Já o PL 8219/2017 “dispõe sobre a violência obstétrica praticada por médicos e/ou profissionais de saúde contra mulheres em trabalho de parto ou logo após” (BRASIL – a; 2017). Tal projeto de Lei, com apenas quatro artigos tem foco em definir condutas consideradas como violência obstétrica, tipificando-as criminalmente e traz um artigo específico acerca da episiotomia, incisão efetuada na região do períneo, prevendo pena de um a dois anos e multa para quem o pratique nos casos em que não haja risco à saúde e à vida da mãe e do bebê.
Concomitante, tramitam nas Assembleias Estaduais e nas Câmaras Municipais diversos projetos de lei relativos à violência obstétrica, a exemplo dos estados do Espírito Santo, Tocantins, Ceará, Rio Grande do Sul, Rondônia e município de Campo Grande – MS.

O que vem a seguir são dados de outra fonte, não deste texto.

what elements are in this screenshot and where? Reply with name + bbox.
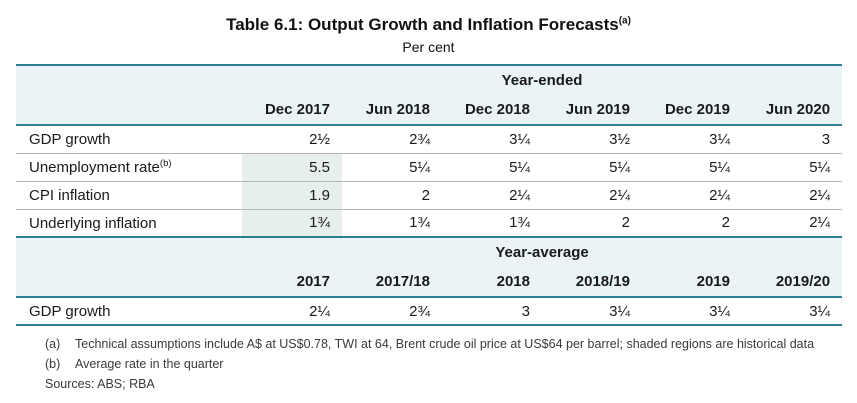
value-cell: 2¼ <box>509 186 530 204</box>
footnote-text: Technical assumptions include A$ at US$0… <box>75 337 815 351</box>
empty-corner-cell <box>16 95 242 125</box>
table-row-unemployment-rate: Unemployment rate(b) 5.5 5¼ 5¼ 5¼ 5¼ 5¼ <box>16 153 843 181</box>
value-cell: 3 <box>521 302 530 320</box>
value-cell: 1.9 <box>242 181 342 209</box>
value-cell: 3¼ <box>609 302 630 320</box>
empty-corner-cell <box>16 267 242 297</box>
value-cell: 3¼ <box>509 130 530 148</box>
year-average-band: Year-average <box>16 237 843 267</box>
year-average-section: Year-average 2017 2017/18 2018 2018/19 2… <box>16 237 843 325</box>
column-header: Jun 2020 <box>765 101 831 118</box>
footnote-a: (a) Technical assumptions include A$ at … <box>45 334 857 354</box>
value-cell: 5¼ <box>809 158 831 176</box>
column-header: Dec 2017 <box>264 101 330 118</box>
column-header: 2018 <box>496 273 530 290</box>
value-cell: 5¼ <box>509 158 530 176</box>
value-cell: 3½ <box>609 130 630 148</box>
table-title: Table 6.1: Output Growth and Inflation F… <box>0 15 857 35</box>
footnote-b: (b) Average rate in the quarter <box>45 354 857 374</box>
column-header: 2019 <box>696 273 730 290</box>
value-cell: 5¼ <box>409 158 430 176</box>
empty-corner-cell <box>16 65 242 95</box>
row-footnote-marker: (b) <box>159 158 172 169</box>
year-average-column-headers: 2017 2017/18 2018 2018/19 2019 2019/20 <box>16 267 843 297</box>
row-label: GDP growth <box>29 131 111 149</box>
value-cell: 1¾ <box>242 209 342 237</box>
year-ended-section: Year-ended Dec 2017 Jun 2018 Dec 2018 Ju… <box>16 65 843 237</box>
value-cell: 2 <box>721 214 730 232</box>
forecasts-table: Year-ended Dec 2017 Jun 2018 Dec 2018 Ju… <box>16 64 843 326</box>
row-label: CPI inflation <box>29 187 110 204</box>
value-cell: 5¼ <box>709 158 730 176</box>
column-header: Jun 2019 <box>565 101 630 118</box>
column-header: Dec 2018 <box>464 101 530 118</box>
value-cell: 3 <box>821 130 831 148</box>
page: Table 6.1: Output Growth and Inflation F… <box>0 15 857 394</box>
footnote-text: Average rate in the quarter <box>75 357 224 371</box>
row-label: GDP growth <box>29 303 111 320</box>
value-cell: 2¼ <box>809 186 831 204</box>
value-cell: 3¼ <box>709 302 730 320</box>
value-cell: 2¼ <box>809 214 831 232</box>
value-cell: 3¼ <box>809 302 831 320</box>
footnote-marker: (a) <box>45 337 61 351</box>
row-label: Unemployment rate(b) <box>29 158 172 176</box>
value-cell: 2 <box>421 186 430 204</box>
value-cell: 2¼ <box>709 186 730 204</box>
value-cell: 2½ <box>309 130 330 148</box>
row-label: Underlying inflation <box>29 214 157 232</box>
value-cell: 2¼ <box>309 302 330 320</box>
value-cell: 1¾ <box>509 214 530 232</box>
value-cell: 5¼ <box>609 158 630 176</box>
empty-corner-cell <box>16 237 242 267</box>
year-ended-band: Year-ended <box>16 65 843 95</box>
value-cell: 5.5 <box>242 153 342 181</box>
table-row-underlying-inflation: Underlying inflation 1¾ 1¾ 1¾ 2 2 2¼ <box>16 209 843 237</box>
table-row-gdp-growth: GDP growth 2½ 2¾ 3¼ 3½ 3¼ 3 <box>16 125 842 153</box>
value-cell: 2 <box>621 214 630 232</box>
column-header: 2017/18 <box>375 273 430 290</box>
year-ended-column-headers: Dec 2017 Jun 2018 Dec 2018 Jun 2019 Dec … <box>16 95 843 125</box>
value-cell: 3¼ <box>709 130 730 148</box>
value-cell: 2¼ <box>609 186 630 204</box>
sources-line: Sources: ABS; RBA <box>45 377 155 391</box>
section-header-year-ended: Year-ended <box>501 72 583 89</box>
table-title-footnote-marker: (a) <box>618 15 631 27</box>
column-header: 2017 <box>296 273 330 290</box>
table-row-gdp-growth-year-average: GDP growth 2¼ 2¾ 3 3¼ 3¼ 3¼ <box>16 297 842 325</box>
table-row-cpi-inflation: CPI inflation 1.9 2 2¼ 2¼ 2¼ 2¼ <box>16 181 843 209</box>
footnotes: (a) Technical assumptions include A$ at … <box>45 334 857 394</box>
value-cell: 2¾ <box>409 130 430 148</box>
column-header: 2019/20 <box>775 273 831 290</box>
footnote-marker: (b) <box>45 357 61 371</box>
column-header: 2018/19 <box>575 273 630 290</box>
section-header-year-average: Year-average <box>495 244 589 261</box>
table-subtitle: Per cent <box>402 39 455 55</box>
column-header: Dec 2019 <box>664 101 730 118</box>
value-cell: 2¾ <box>409 302 430 320</box>
column-header: Jun 2018 <box>365 101 430 118</box>
table-title-text: Table 6.1: Output Growth and Inflation F… <box>226 15 619 34</box>
value-cell: 1¾ <box>409 214 430 232</box>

O primeiro Projeto de Lei sobre o tema aprovado no Brasil, foi o de nº 077/2013 do município de Diadema/SP, dispondo que: “sobre a implantação de medidas de informação à gestante e parturiente, sobre a Política Nacional de Atenção Obstétrica e Neonatal, visando, principalmente, a proteção destas contra a violência” (DIADEMA; 2013).
O primeiro estado a aprovar lei sobre o assunto foi o de Santa Catarina com a Lei nº 17.097/2017 que: “dispõe sobre a implantação de medidas de informação e proteção à gestante e parturiente contra a violência obstétrica” (SANTA CATARINA; 2017).
O Estado de Rondônia, recentemente, também aprovou a Lei nº 4173/2017 que: “Dispõe sobre a implantação de medidas de informação e proteção à gestante e parturiente contra a violência obstétrica, no Estado de Rondônia” (RONÔNIA; 2017).
Inobstante, a importância das Leis municipais e estaduais já aprovadas, as mesmas pouco ou nada prevêem acerca de penalidades aos que a descumprirem, no entanto ainda assim é um mecanismo importante para informar e conscientizar as mulheres, os profissionais de saúde e a sociedade em geral.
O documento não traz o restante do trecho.